I was looking over the proofs we use to show that $\text{CH}$ is independent to $\text{ZFC}$. The methods used have to be higher than $\text{ZFC}$, otherwise the proof could be formalized in $\text{ZFC}$ and would show that $\text{ZFC + CH}\vdash \text{Cons(ZFC + CH)}$, thus showing that $\text{ZFC + CH}$ is inconsistent by Gödel's incompleteness theorem.
I was wondering, if we are able to use such proofs for the independence of these formulas (and we accept them as true, despite them being above finitary reasoning), could we ever be able to show that $\text{ZFC}$ is consistent using the same level or reasoning? Would we accept this as a strong argument? Do any mathematicians object to the independence proofs because they can't be finitary? Do we care about proving $\text{ZFC}$ consistent or do we just assume it is?

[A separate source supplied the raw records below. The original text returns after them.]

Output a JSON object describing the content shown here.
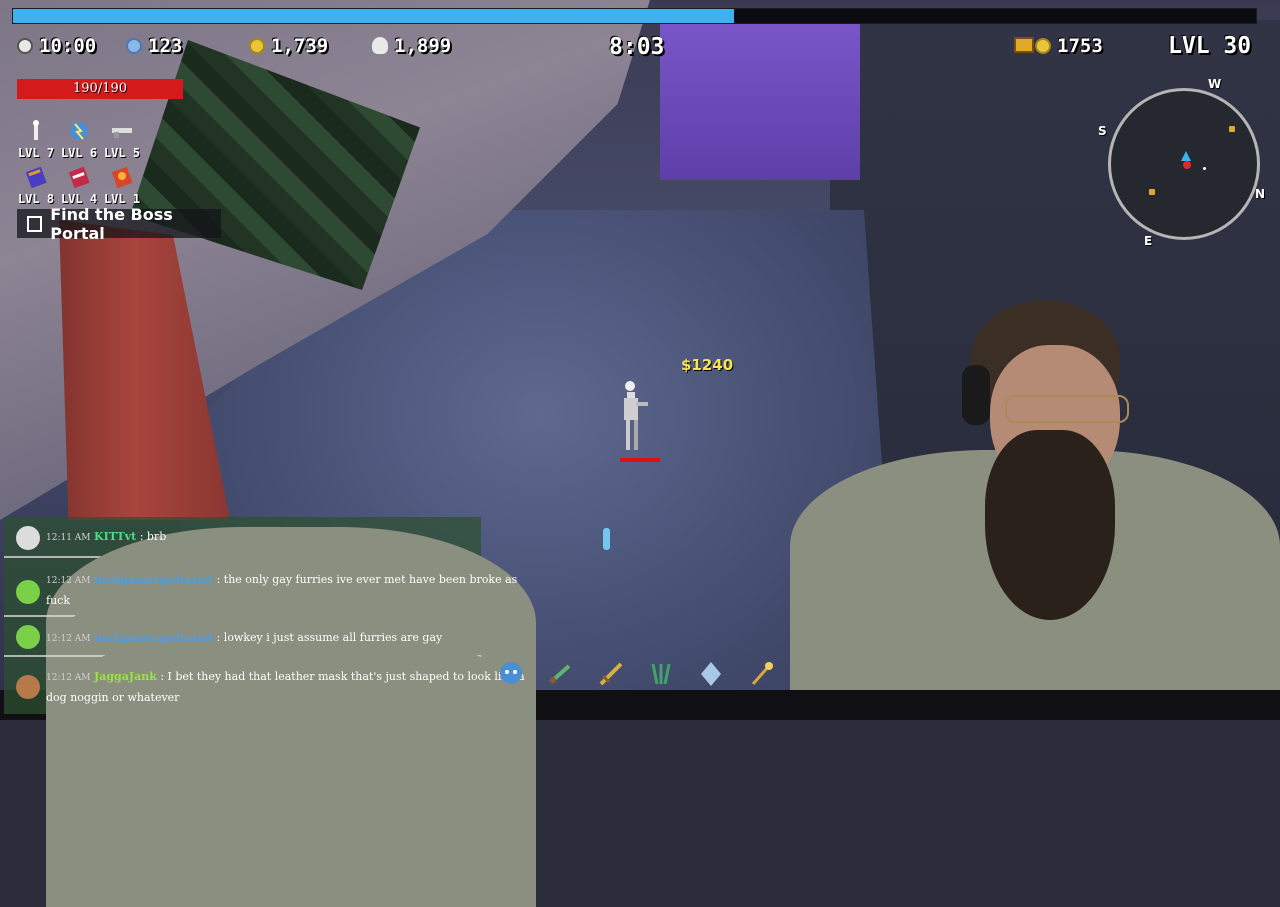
{
  "hud": {
    "timer": "10:00",
    "gems": "123",
    "gold": "1,739",
    "kills": "1,899",
    "stage_time": "8:03",
    "chest_gold": "1753",
    "level": "LVL 30",
    "xp_progress": 0.58,
    "hp": "190/190",
    "hp_fraction": 1.0
  },
  "weapons": [
    {
      "icon": "bone-icon",
      "level": "LVL 7"
    },
    {
      "icon": "lightning-orb-icon",
      "level": "LVL 6"
    },
    {
      "icon": "revolver-icon",
      "level": "LVL 5"
    }
  ],
  "tomes": [
    {
      "icon": "blue-tome-icon",
      "level": "LVL 8"
    },
    {
      "icon": "red-tome-icon",
      "level": "LVL 4"
    },
    {
      "icon": "fire-tome-icon",
      "level": "LVL 1"
    }
  ],
  "quest": {
    "label": "Find the Boss Portal",
    "completed": false
  },
  "minimap": {
    "north": "N",
    "south": "S",
    "east": "E",
    "west": "W"
  },
  "world": {
    "money_popup": "$1240"
  },
  "chat": [
    {
      "time": "12:11 AM",
      "user": "KITTvt",
      "user_color": "#45e08a",
      "text": ": brb"
    },
    {
      "time": "12:12 AM",
      "user": "nickgamerguitarist",
      "user_color": "#4aa0e6",
      "text": ": the only gay furries ive ever met have been broke as fuck"
    },
    {
      "time": "12:12 AM",
      "user": "nickgamerguitarist",
      "user_color": "#4aa0e6",
      "text": ": lowkey i just assume all furries are gay"
    },
    {
      "time": "12:12 AM",
      "user": "JaggaJank",
      "user_color": "#9be24a",
      "text": ": I bet they had that leather mask that's just shaped to look like a dog noggin or whatever"
    }
  ],
  "hotbar": [
    "ice-skull-icon",
    "green-dagger-icon",
    "golden-sword-icon",
    "green-claw-icon",
    "crystal-icon",
    "golden-staff-icon"
  ],
  "colors": {
    "xp": "#3fb1ef",
    "hp": "#d41a1a",
    "money": "#f6e455",
    "chat_bg": "#2d5030"
  }
}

The consistency proofs are indeed "$\sf\operatorname{Con}(ZFC)\to\operatorname{Con}(ZFC+CH)\land\operatorname{Con}(ZFC+\lnot CH)$", and while we can in fact formalise these proofs in $\sf ZFC$ itself, and indeed it is far more convenient for us to do that, we can actually formalise them in weak theories like $\sf PRA$.
Now, your question is ultimately kind of meaningless, since we are not proving $\sf ZFC\vdash\operatorname{Con}(ZFC+CH)$, but rather an implication. But it is true that $\sf ZFC$ proves that every of its finite fragments is consistent. You can conclude from this that if $\sf ZFC$ is indeed consistent, then any model of $\sf ZFC+\lnot\operatorname{Con}(ZFC)$ must contain non-standard integers, since no "real axioms" can lead to a proof of contradiction which has a "really finite length" using "real inference rules" (in other words, any proof that can be coded by a real finite integer cannot be a proof that $0=1$ from $\sf ZFC$).
You can use this as a philosophical argument in favour of $\sf ZFC$, but of course there is a circularity to it. It only works if you assume that $\sf ZFC$ is already consistent, otherwise the whole point is moot. Inconsistent theories prove everything anyway.